India and China are the only major countries that have not condemned what Russia calls its "special military operation". After Lavrov visited China this week, Beijing said it was "more determined" to develop ties with Russia.
"We are friends," Lavrov told a news conference after meeting his Indian counterpart, Subrahmanyam Jaishankar, adding India saw the Ukraine crisis in the "entirety of facts and not just in a one-sided way".
Lavrov said Russia's central bank had several years ago established a system for the communication of financial information and India had a similar system.
"It is absolutely clear that more and more transactions would be done through this system using national currencies, bypassing dollar, euro and other currencies," he said.

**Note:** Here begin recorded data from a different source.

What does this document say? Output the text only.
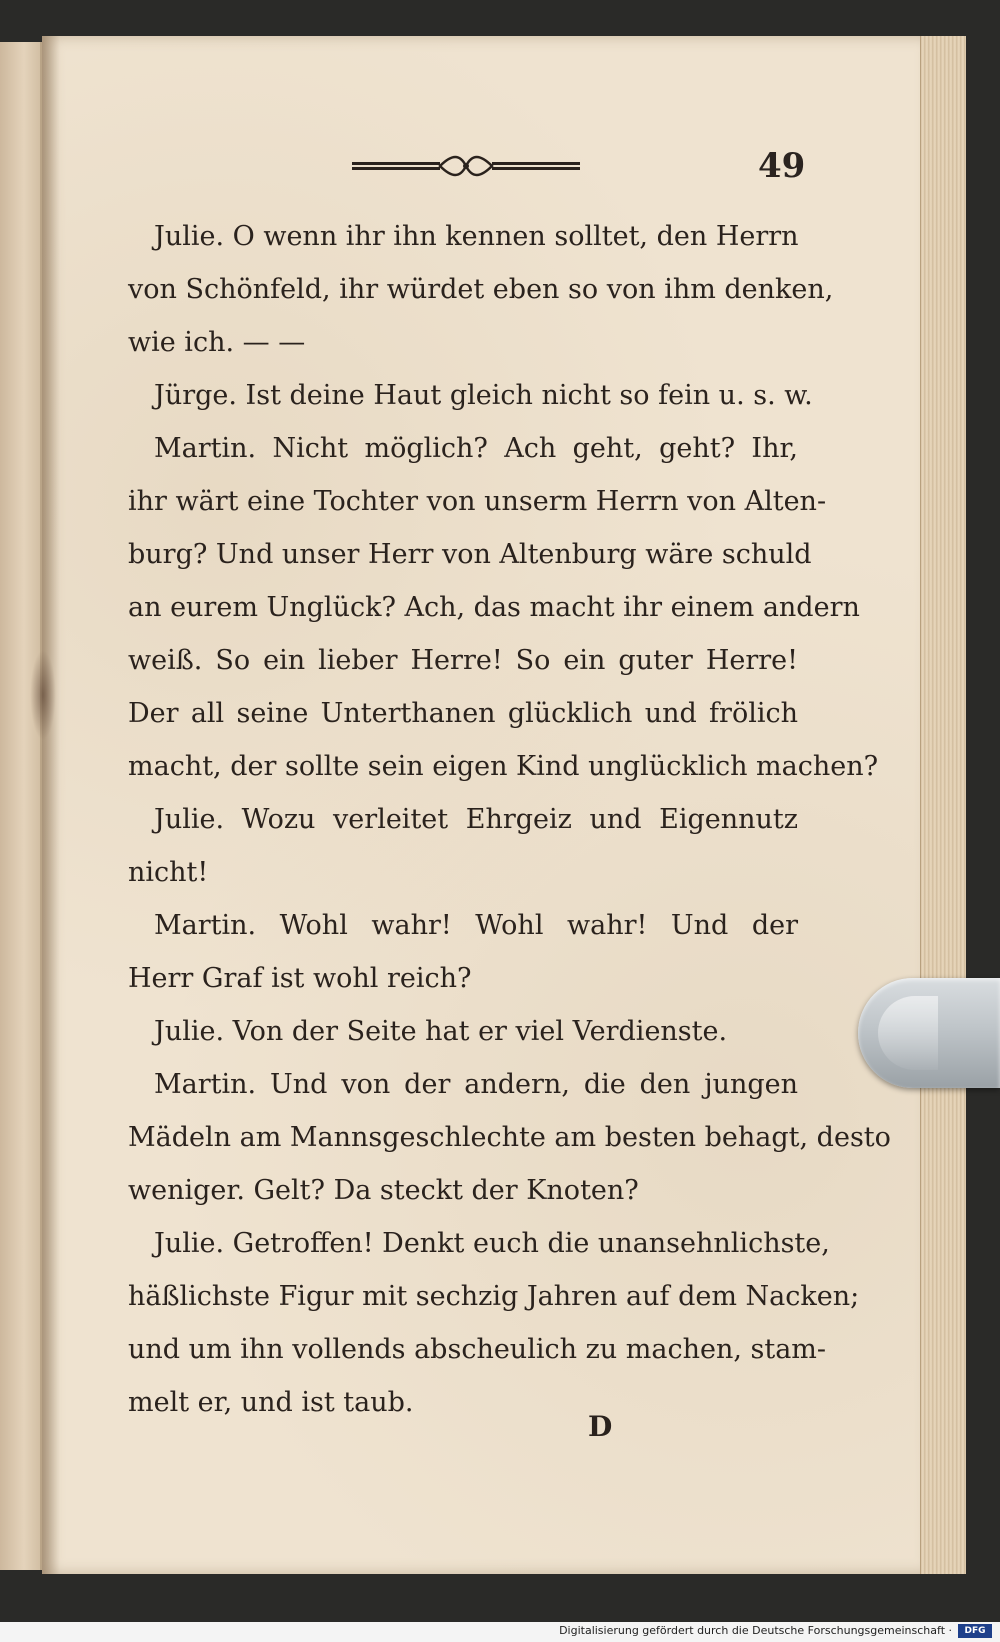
49
Julie. O wenn ihr ihn kennen solltet, den Herrn
von Schönfeld, ihr würdet eben so von ihm denken,
wie ich. — —
Jürge. Ist deine Haut gleich nicht so fein u. s. w.
Martin. Nicht möglich? Ach geht, geht? Ihr,
ihr wärt eine Tochter von unserm Herrn von Alten-
burg? Und unser Herr von Altenburg wäre schuld
an eurem Unglück? Ach, das macht ihr einem andern
weiß. So ein lieber Herre! So ein guter Herre!
Der all seine Unterthanen glücklich und frölich
macht, der sollte sein eigen Kind unglücklich machen?
Julie. Wozu verleitet Ehrgeiz und Eigennutz
nicht!
Martin. Wohl wahr! Wohl wahr! Und der
Herr Graf ist wohl reich?
Julie. Von der Seite hat er viel Verdienste.
Martin. Und von der andern, die den jungen
Mädeln am Mannsgeschlechte am besten behagt, desto
weniger. Gelt? Da steckt der Knoten?
Julie. Getroffen! Denkt euch die unansehnlichste,
häßlichste Figur mit sechzig Jahren auf dem Nacken;
und um ihn vollends abscheulich zu machen, stam-
melt er, und ist taub.
D
Digitalisierung gefördert durch die Deutsche Forschungsgemeinschaft ·	DFG
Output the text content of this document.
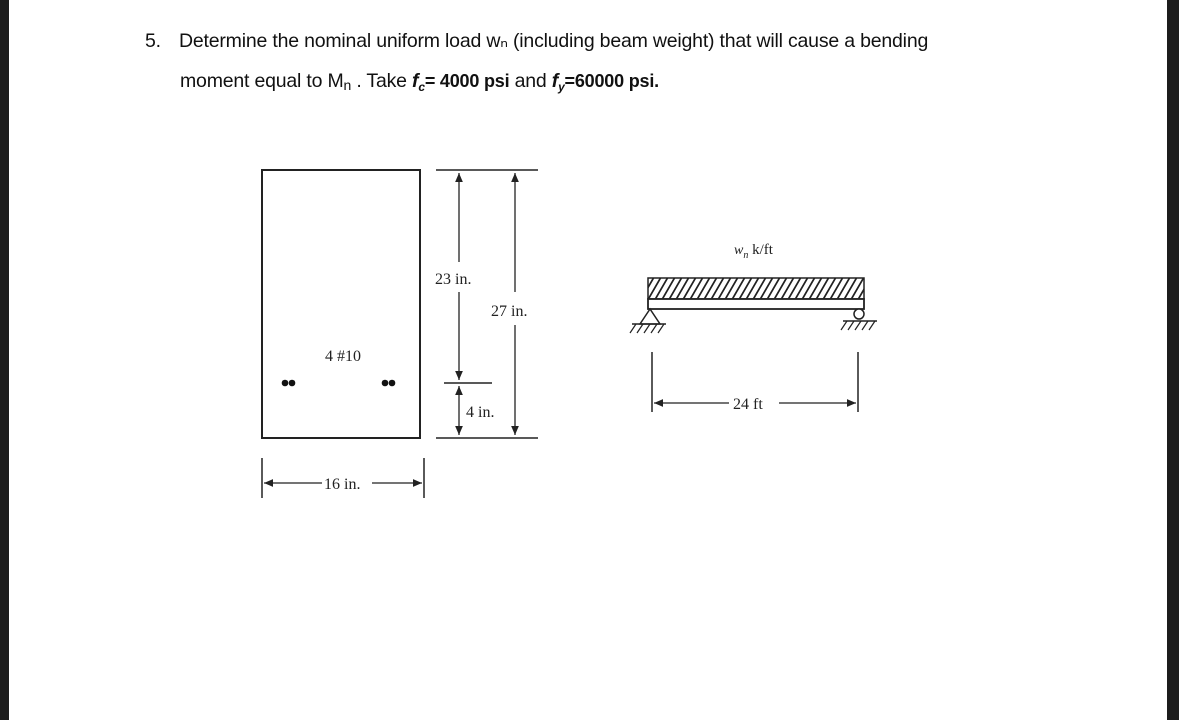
5. Determine the nominal uniform load wₙ (including beam weight) that will cause a bending
moment equal to Mn . Take $f_c= 4000$ psi and $f_y=60000$ psi.
4 #10
16 in.
23 in.
4 in.
27 in.
$w_n$ k/ft
24 ft
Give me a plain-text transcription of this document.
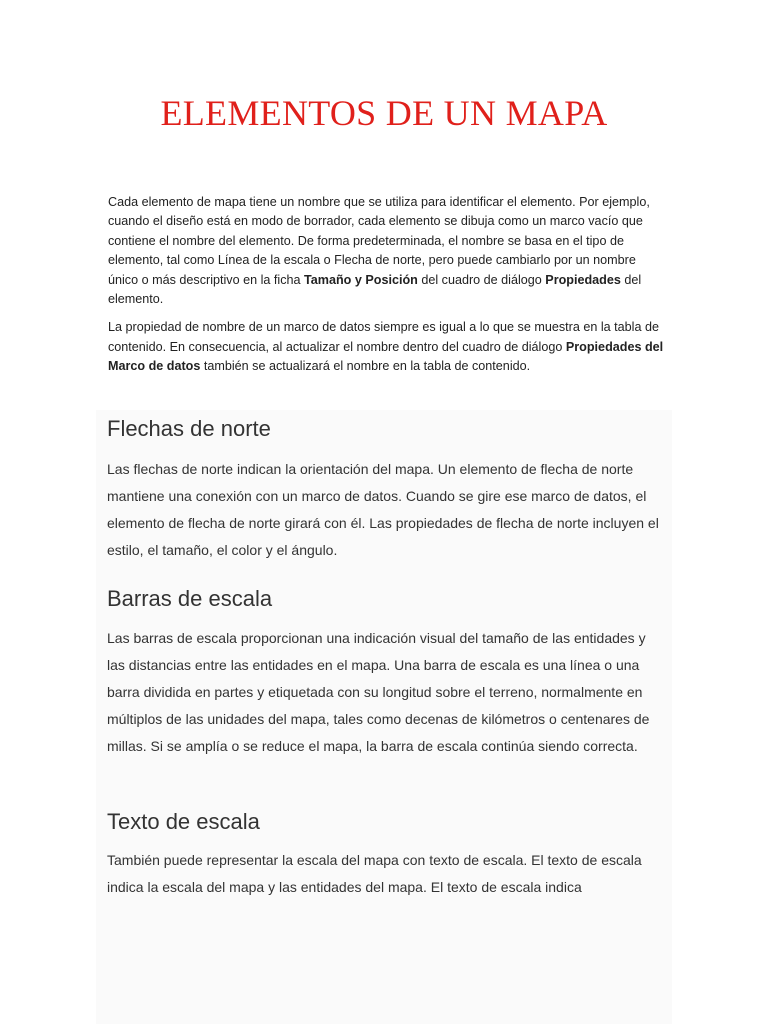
ELEMENTOS DE UN MAPA

Cada elemento de mapa tiene un nombre que se utiliza para identificar el elemento. Por ejemplo, cuando el diseño está en modo de borrador, cada elemento se dibuja como un marco vacío que contiene el nombre del elemento. De forma predeterminada, el nombre se basa en el tipo de elemento, tal como Línea de la escala o Flecha de norte, pero puede cambiarlo por un nombre único o más descriptivo en la ficha Tamaño y Posición del cuadro de diálogo Propiedades del elemento.

La propiedad de nombre de un marco de datos siempre es igual a lo que se muestra en la tabla de contenido. En consecuencia, al actualizar el nombre dentro del cuadro de diálogo Propiedades del Marco de datos también se actualizará el nombre en la tabla de contenido.

Flechas de norte

Las flechas de norte indican la orientación del mapa. Un elemento de flecha de norte mantiene una conexión con un marco de datos. Cuando se gire ese marco de datos, el elemento de flecha de norte girará con él. Las propiedades de flecha de norte incluyen el estilo, el tamaño, el color y el ángulo.

Barras de escala

Las barras de escala proporcionan una indicación visual del tamaño de las entidades y las distancias entre las entidades en el mapa. Una barra de escala es una línea o una barra dividida en partes y etiquetada con su longitud sobre el terreno, normalmente en múltiplos de las unidades del mapa, tales como decenas de kilómetros o centenares de millas. Si se amplía o se reduce el mapa, la barra de escala continúa siendo correcta.

Texto de escala

También puede representar la escala del mapa con texto de escala. El texto de escala indica la escala del mapa y las entidades del mapa. El texto de escala indica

Russia is the biggest supplier of defence equipment to India and Lavrov said the two countries would use a rupee-rouble mechanism to trade oil, military hardware and other goods.
"We will be ready to supply any goods which India wants to buy," he said.
"I have no doubt that a way would be (found) to bypass the artificial impediments which illegal unilateral sanctions by the West create. This relates also to the area of military-technical cooperation."
Lavrov said there was some movement forward in negotiations with Ukraine.
"Non-nuclear, non-bloc, neutral status - it is now being recognised as absolutely necessary," he said.